To find genetic glitches involved in multiple myeloma, the team sequenced tumor genomes from a group of patients — a Multiple Myeloma Research Foundation-funded effort that Golub described at the American Association for Cancer Research annual meeting last spring.
"Recent reports have described the sequencing of whole genomes from a single patient," the group wrote. "Although informative, we hypothesized that a larger number of cases would permit the identification of biologically relevant patterns that would not otherwise be evident."

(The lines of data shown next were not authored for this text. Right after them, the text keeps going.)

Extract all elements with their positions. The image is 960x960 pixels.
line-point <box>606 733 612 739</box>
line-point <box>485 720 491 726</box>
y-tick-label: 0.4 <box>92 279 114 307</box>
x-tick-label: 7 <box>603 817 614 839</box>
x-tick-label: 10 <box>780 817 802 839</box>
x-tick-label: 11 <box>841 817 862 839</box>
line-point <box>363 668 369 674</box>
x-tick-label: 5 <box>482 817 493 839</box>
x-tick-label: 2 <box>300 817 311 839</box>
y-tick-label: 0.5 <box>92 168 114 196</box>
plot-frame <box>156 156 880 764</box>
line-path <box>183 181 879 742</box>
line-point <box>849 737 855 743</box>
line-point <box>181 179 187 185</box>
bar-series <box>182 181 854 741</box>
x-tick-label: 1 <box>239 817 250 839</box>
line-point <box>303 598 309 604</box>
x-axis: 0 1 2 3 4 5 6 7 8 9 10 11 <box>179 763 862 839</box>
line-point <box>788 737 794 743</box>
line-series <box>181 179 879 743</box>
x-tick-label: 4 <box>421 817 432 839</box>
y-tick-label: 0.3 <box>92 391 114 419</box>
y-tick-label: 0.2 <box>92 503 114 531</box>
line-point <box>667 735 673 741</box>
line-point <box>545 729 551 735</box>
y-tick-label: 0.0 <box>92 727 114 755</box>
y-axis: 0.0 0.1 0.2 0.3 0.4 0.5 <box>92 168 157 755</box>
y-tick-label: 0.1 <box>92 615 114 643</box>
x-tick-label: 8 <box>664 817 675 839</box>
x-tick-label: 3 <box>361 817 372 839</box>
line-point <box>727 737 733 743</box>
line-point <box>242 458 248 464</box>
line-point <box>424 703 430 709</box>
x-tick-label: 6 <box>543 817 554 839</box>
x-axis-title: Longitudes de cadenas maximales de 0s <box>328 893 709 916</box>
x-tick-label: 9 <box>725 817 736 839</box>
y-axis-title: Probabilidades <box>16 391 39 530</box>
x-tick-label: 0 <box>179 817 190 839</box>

Using the Illumina GAII, they did whole-genome sequencing of tumor DNA from bone marrow from 23 individuals with multiple myeloma, along with exome sequencing of tumor samples from 16 other individuals. One individual's tumor was sequenced using both whole-genome and exome sequencing.
Gene expression and copy number information on roughly 250 multiple myeloma samples were used to help interpret the genome and exome data, Golub noted.
When they compared the tumor genomes and exomes to genetic patterns in matched normal blood samples, the team found several recurrent somatic mutations predicted to change protein sequences. These included mutations in TP53, KRAS, NRAS and other known multiple myeloma genes, as well as changes to several genes involved in pathways previously linked to the disease, such as the NF-kappa B pathway.
But the researchers found recurrent mutations in new and unexpected places as well. For instance, about four percent of patients had activating mutations in BRAF — a gene that's previously been linked to the skin cancer melanoma.
Because drugs targeting the BRAF pathway are already being developed for melanoma, they explained, it might be possible to exploit such therapies to treat some individuals with multiple myeloma.
"No one was thinking about BRAF as a potential driver of multiple myeloma or therapeutic target in multiple myeloma," Golub said. "But this multiple myeloma genome sequencing effort … suggests a new hypothesis: that perhaps some myelomas are being driven by the BRAF oncogene.
"If this is the case," he added, "it's a reasonable hypothesis to test to ask whether such tumors might be dependent on BRAF for survival and, therefore, might respond to BRAF inhibitors that were developed for a different reason, for melanoma."
Though research and clinical trials are needed to determine whether that's the case, MMRF Founder and CEO Kathy Giusti noted that that foundation is reaching out to at least one company developing BRAF-targeting compounds.
The sequencing effort also uncovered mutations in genes from contributing to several other key processes, such as RNA processing and protein translation and homeostasis-related pathways.
In addition, the team explained, mutations affecting histone modifying genes — particularly histone methyltransferase enzyme coding genes — point to possible epigenetic alterations in multiple myeloma. That, in turn, hints that it may eventually be possible to come up with epigenetics-related treatments for the disease as well.
Based on these findings, the MMRF has invested $5 million in an epigenetics-related program, Giusti said during the press briefing, funding two biotech companies with a focus on epigenetics. And, she said, the foundation recently held a forum looking at epigenetics-related issues in multiple myeloma and other types of cancer.
The MMRF also plans to launch a personalized medicine initiative later this year that will bring together genomic, clinical, and treatment information for 1,000 individuals with multiple myeloma over several years, Giusti said.
"We feel like we know so much more about our disease and where our future investments must go so we can really move toward a reality in which treatments will be matched to disease profiles and disease segments."